Preparing senior leaders to take charge of an organization as complex as the U.S. Air Force is enormously difficult. Ideally, all senior leaders are fully qualified for their positions, but this is not always possible. The need for multiple areas of expertise, known as domain knowledge; the emergence of new weapon systems, technologies, and operating environments; and the constraints of long-term career development strategies frequently cause the Air Force to assign senior leaders to operational and functional domains in which they lack specific experience.

A RAND Project AIR FORCE (PAF) study shows that Air Force leaders in such positions draw on existing skills — called compensating competencies — to become engaged in and begin adding value to their organizations. Four are especially important:

  • Enterprise knowledge consists of an understanding of how an organization fits into the parent organization and how it relates to its external environment. By providing a strategic orientation to problems and issues, enterprise knowledge enables a leader to develop comprehensive solutions and to learn the organizational processes and relationships that are associated with the domain.
  • Integration skills are used to create or improve interactions among experts, processes, functions, organizations, and/or capabilities.
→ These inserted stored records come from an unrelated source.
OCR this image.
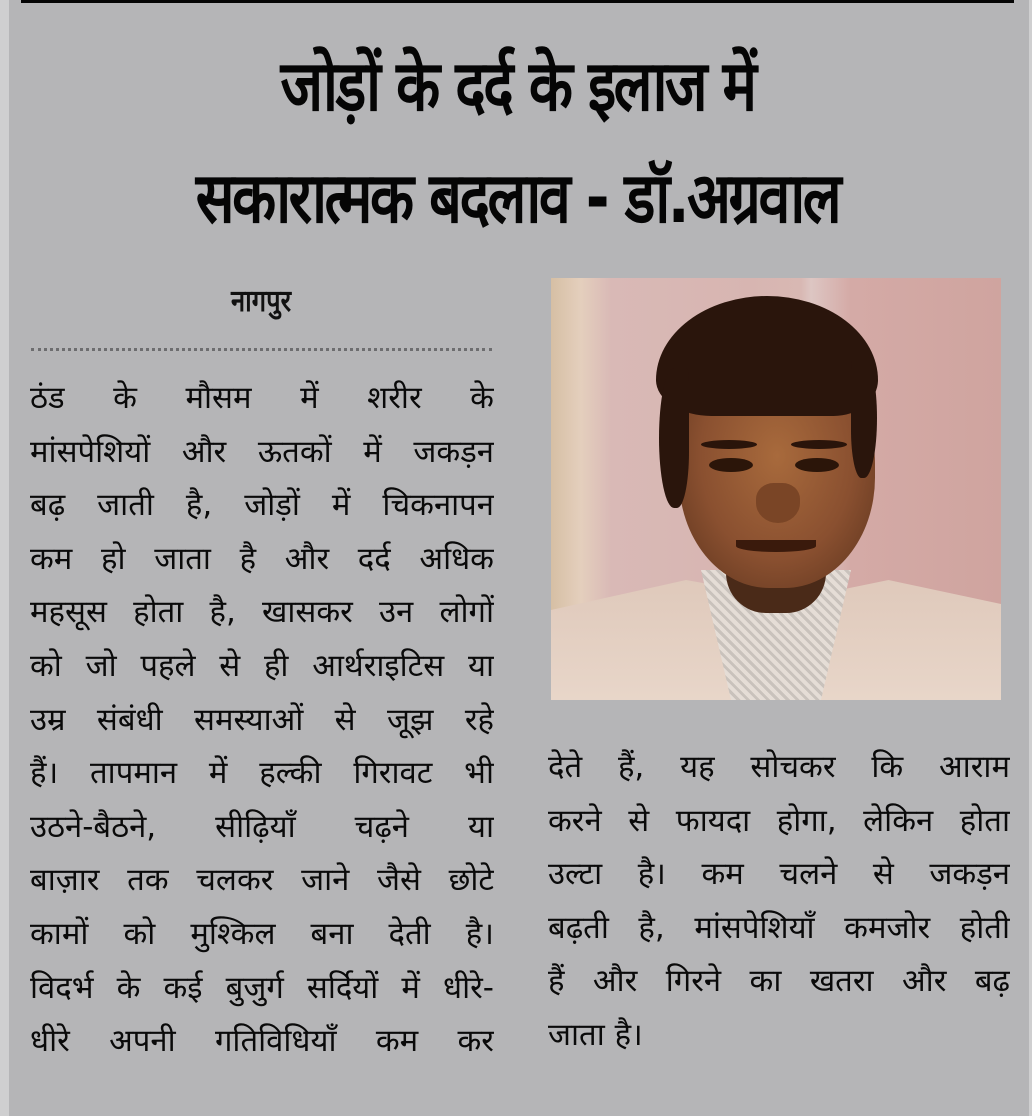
जोड़ों के दर्द के इलाज में
सकारात्मक बदलाव - डॉ.अग्रवाल
नागपुर
ठंड के मौसम में शरीर के
मांसपेशियों और ऊतकों में जकड़न
बढ़ जाती है, जोड़ों में चिकनापन
कम हो जाता है और दर्द अधिक
महसूस होता है, खासकर उन लोगों
को जो पहले से ही आर्थराइटिस या
उम्र संबंधी समस्याओं से जूझ रहे
हैं। तापमान में हल्की गिरावट भी
उठने-बैठने, सीढ़ियाँ चढ़ने या
बाज़ार तक चलकर जाने जैसे छोटे
कामों को मुश्किल बना देती है।
विदर्भ के कई बुजुर्ग सर्दियों में धीरे-
धीरे अपनी गतिविधियाँ कम कर
देते हैं, यह सोचकर कि आराम
करने से फायदा होगा, लेकिन होता
उल्टा है। कम चलने से जकड़न
बढ़ती है, मांसपेशियाँ कमजोर होती
हैं और गिरने का खतरा और बढ़
जाता है।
They improve decisionmaking and learning. They also allow a senior leader to maximize the interaction among subordinate experts, thus enhancing the leader’s ability to define problems robustly and to develop solutions.
  • Problem-solving skills help senior leaders identify the data and information that are central to defining problems and developing comprehensive solutions. The act of using problem-solving skills for domain-specific problems and issues also helps senior leaders gain domain knowledge.
  • People skills address power relationships between subordinates to create productive information flows. They create an organizational climate that allows people to feel comfortable and empowered to approach senior leaders with problems and to teach these leaders what they need to know.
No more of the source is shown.